Step 5: Identify Potential Data Sources and Instrumentation Strategy
The next step is to brainstorm with the business stakeholders what data you might need to make the predictions identified in Step 4. To facilitate the data sources brainstorming, we simply add the phrase "and what data might you need to make that prediction?" to the prediction statement.
For example:
- What will revenues and profits likely be next year…and what data might you need to make that prediction? The data source suggestions might include commodity price history, economic conditions, trade tariffs, fertilizer and pesticide prices, weather conditions, fuel prices, and more.
- How much fertilizer will I likely need next planting season…and what data might you need to make that prediction? The data source suggestions might include pesticide and herbicide usage history, weather conditions, crops to be planted, pest forecasts, soil conditions, and more.

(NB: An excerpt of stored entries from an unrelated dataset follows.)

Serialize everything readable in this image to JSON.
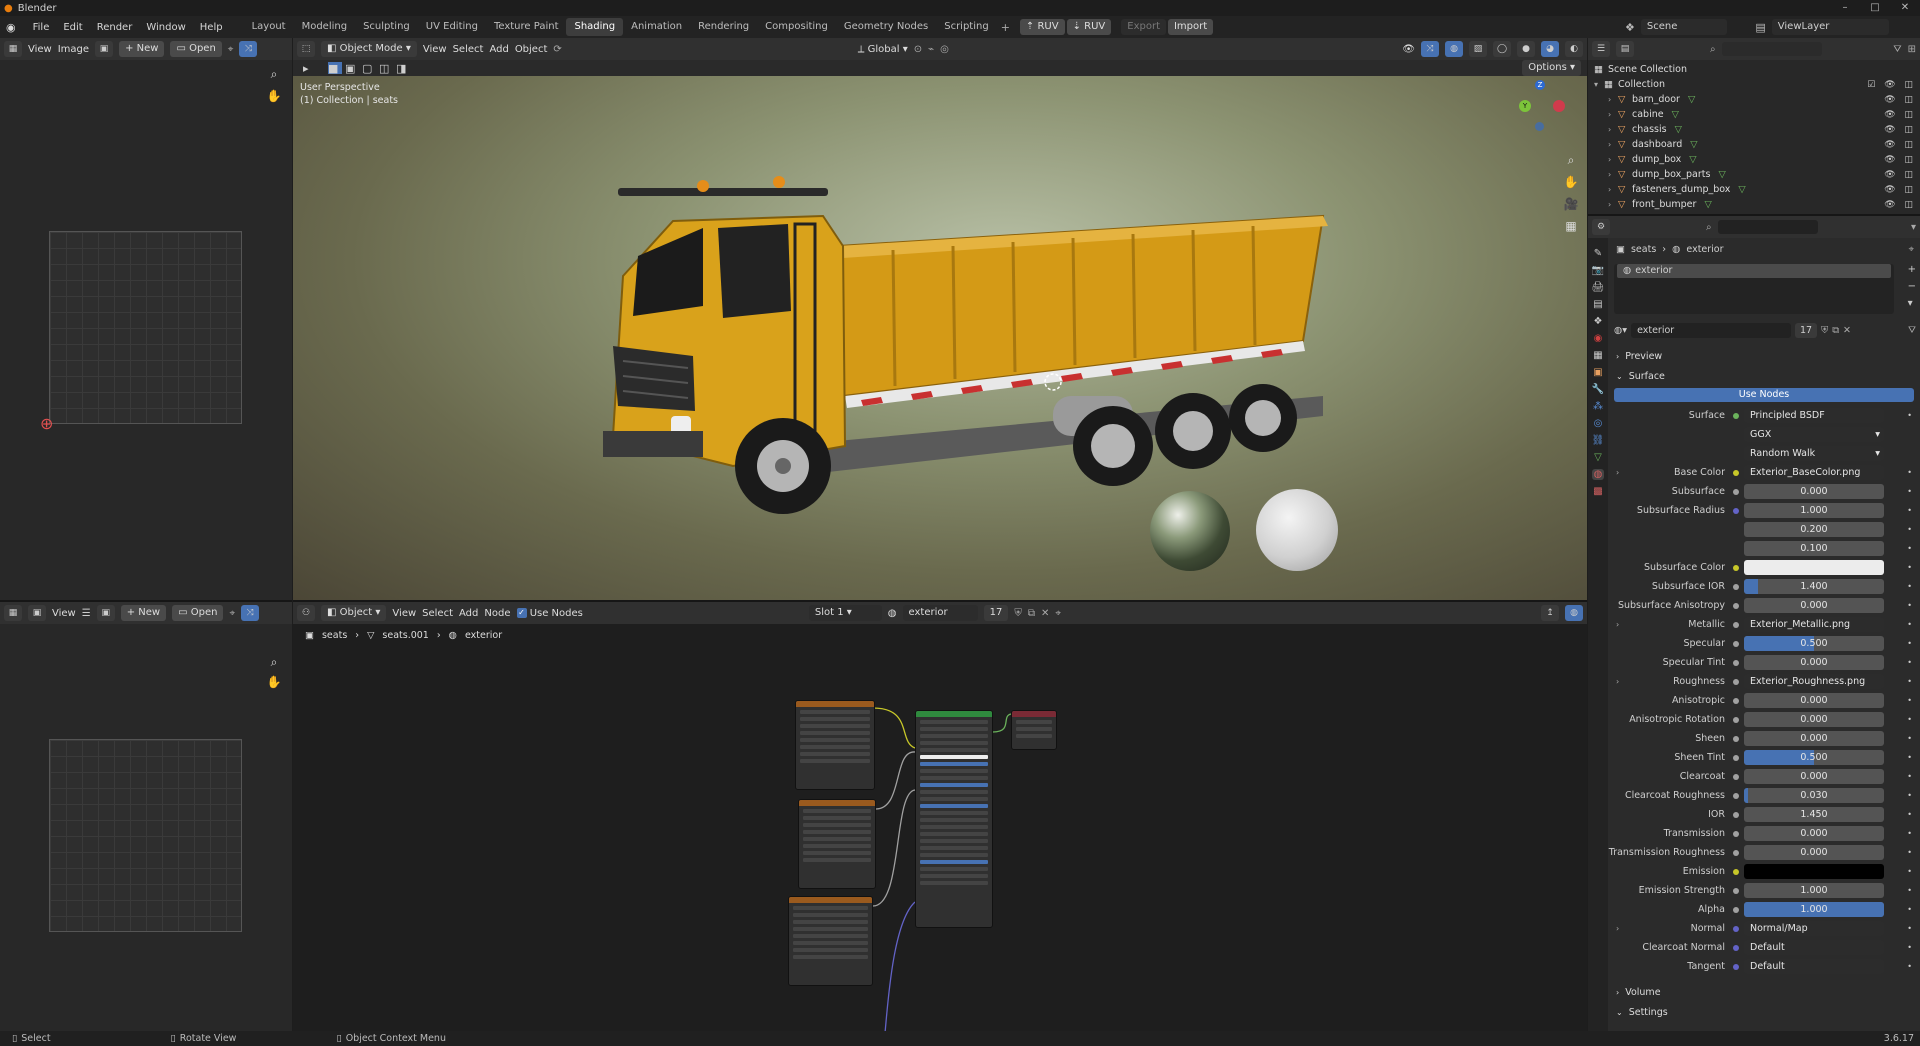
{
  "window": {
    "title": "Blender",
    "version": "3.6.17"
  },
  "menu": [
    "File",
    "Edit",
    "Render",
    "Window",
    "Help"
  ],
  "workspaces": [
    "Layout",
    "Modeling",
    "Sculpting",
    "UV Editing",
    "Texture Paint",
    "Shading",
    "Animation",
    "Rendering",
    "Compositing",
    "Geometry Nodes",
    "Scripting"
  ],
  "active_workspace": "Shading",
  "top_buttons": {
    "ruv1": "RUV",
    "ruv2": "RUV",
    "export": "Export",
    "import": "Import"
  },
  "scene": {
    "name": "Scene",
    "view_layer": "ViewLayer"
  },
  "image_editor_top": {
    "view": "View",
    "image": "Image",
    "new": "New",
    "open": "Open"
  },
  "image_editor_bottom": {
    "view": "View",
    "new": "New",
    "open": "Open"
  },
  "viewport": {
    "mode": "Object Mode",
    "menus": [
      "View",
      "Select",
      "Add",
      "Object"
    ],
    "transform": "Global",
    "options": "Options",
    "overlay_title": "User Perspective",
    "overlay_sub": "(1) Collection | seats",
    "gizmo": {
      "z": "Z",
      "y": "Y"
    }
  },
  "outliner": {
    "root": "Scene Collection",
    "collection": "Collection",
    "items": [
      "barn_door",
      "cabine",
      "chassis",
      "dashboard",
      "dump_box",
      "dump_box_parts",
      "fasteners_dump_box",
      "front_bumper"
    ]
  },
  "node_editor": {
    "object": "Object",
    "menus": [
      "View",
      "Select",
      "Add",
      "Node"
    ],
    "use_nodes": "Use Nodes",
    "slot": "Slot 1",
    "material": "exterior",
    "users": "17",
    "breadcrumb": [
      "seats",
      "seats.001",
      "exterior"
    ]
  },
  "properties": {
    "breadcrumb": [
      "seats",
      "exterior"
    ],
    "slot_item": "exterior",
    "material": "exterior",
    "users": "17",
    "sections": {
      "preview": "Preview",
      "surface": "Surface",
      "volume": "Volume",
      "settings": "Settings"
    },
    "use_nodes": "Use Nodes",
    "rows": [
      {
        "label": "Surface",
        "value": "Principled BSDF",
        "kind": "link",
        "dot": "#6bb35c"
      },
      {
        "label": "",
        "value": "GGX",
        "kind": "enum"
      },
      {
        "label": "",
        "value": "Random Walk",
        "kind": "enum"
      },
      {
        "label": "Base Color",
        "value": "Exterior_BaseColor.png",
        "kind": "link",
        "dot": "#c7c729",
        "expand": true
      },
      {
        "label": "Subsurface",
        "value": "0.000",
        "kind": "num",
        "dot": "#a1a1a1"
      },
      {
        "label": "Subsurface Radius",
        "value": "1.000",
        "kind": "num",
        "dot": "#6363c7"
      },
      {
        "label": "",
        "value": "0.200",
        "kind": "num"
      },
      {
        "label": "",
        "value": "0.100",
        "kind": "num"
      },
      {
        "label": "Subsurface Color",
        "value": "",
        "kind": "color",
        "color": "#ececec",
        "dot": "#c7c729"
      },
      {
        "label": "Subsurface IOR",
        "value": "1.400",
        "kind": "num",
        "fill": 0.1,
        "dot": "#a1a1a1"
      },
      {
        "label": "Subsurface Anisotropy",
        "value": "0.000",
        "kind": "num",
        "dot": "#a1a1a1"
      },
      {
        "label": "Metallic",
        "value": "Exterior_Metallic.png",
        "kind": "link",
        "dot": "#a1a1a1",
        "expand": true
      },
      {
        "label": "Specular",
        "value": "0.500",
        "kind": "num",
        "fill": 0.5,
        "dot": "#a1a1a1"
      },
      {
        "label": "Specular Tint",
        "value": "0.000",
        "kind": "num",
        "dot": "#a1a1a1"
      },
      {
        "label": "Roughness",
        "value": "Exterior_Roughness.png",
        "kind": "link",
        "dot": "#a1a1a1",
        "expand": true
      },
      {
        "label": "Anisotropic",
        "value": "0.000",
        "kind": "num",
        "dot": "#a1a1a1"
      },
      {
        "label": "Anisotropic Rotation",
        "value": "0.000",
        "kind": "num",
        "dot": "#a1a1a1"
      },
      {
        "label": "Sheen",
        "value": "0.000",
        "kind": "num",
        "dot": "#a1a1a1"
      },
      {
        "label": "Sheen Tint",
        "value": "0.500",
        "kind": "num",
        "fill": 0.5,
        "dot": "#a1a1a1"
      },
      {
        "label": "Clearcoat",
        "value": "0.000",
        "kind": "num",
        "dot": "#a1a1a1"
      },
      {
        "label": "Clearcoat Roughness",
        "value": "0.030",
        "kind": "num",
        "fill": 0.03,
        "dot": "#a1a1a1"
      },
      {
        "label": "IOR",
        "value": "1.450",
        "kind": "num",
        "dot": "#a1a1a1"
      },
      {
        "label": "Transmission",
        "value": "0.000",
        "kind": "num",
        "dot": "#a1a1a1"
      },
      {
        "label": "Transmission Roughness",
        "value": "0.000",
        "kind": "num",
        "dot": "#a1a1a1"
      },
      {
        "label": "Emission",
        "value": "",
        "kind": "color",
        "color": "#000000",
        "dot": "#c7c729"
      },
      {
        "label": "Emission Strength",
        "value": "1.000",
        "kind": "num",
        "dot": "#a1a1a1"
      },
      {
        "label": "Alpha",
        "value": "1.000",
        "kind": "num",
        "fill": 1.0,
        "dot": "#a1a1a1"
      },
      {
        "label": "Normal",
        "value": "Normal/Map",
        "kind": "link",
        "dot": "#6363c7",
        "expand": true
      },
      {
        "label": "Clearcoat Normal",
        "value": "Default",
        "kind": "link",
        "dot": "#6363c7"
      },
      {
        "label": "Tangent",
        "value": "Default",
        "kind": "link",
        "dot": "#6363c7"
      }
    ]
  },
  "status": {
    "select": "Select",
    "rotate": "Rotate View",
    "context": "Object Context Menu"
  },
  "colors": {
    "accent": "#4772b3",
    "truck_yellow": "#d9a21b",
    "header": "#303030",
    "panel": "#282828"
  }
}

We complete the brainstorming session between the business stakeholders and the data science team by creating a matrix of ranked data sources, using the aggregated judgement and experience of the business stakeholders, that estimates their potential predictive relevance for each Use Case (see Figure 2.6).
Figure 2.6: Data Value Assessment Matrix example
The data science team can then use the relative data source rankings in Figure 2.6 to start their analytic exploration process.
DEAN OF BIG DATA TIP:
Note: do not try to pass judgement on the viability of the data sources during the stakeholder brainstorming session. The data science team will have time later to determine the viability of the identified data sources.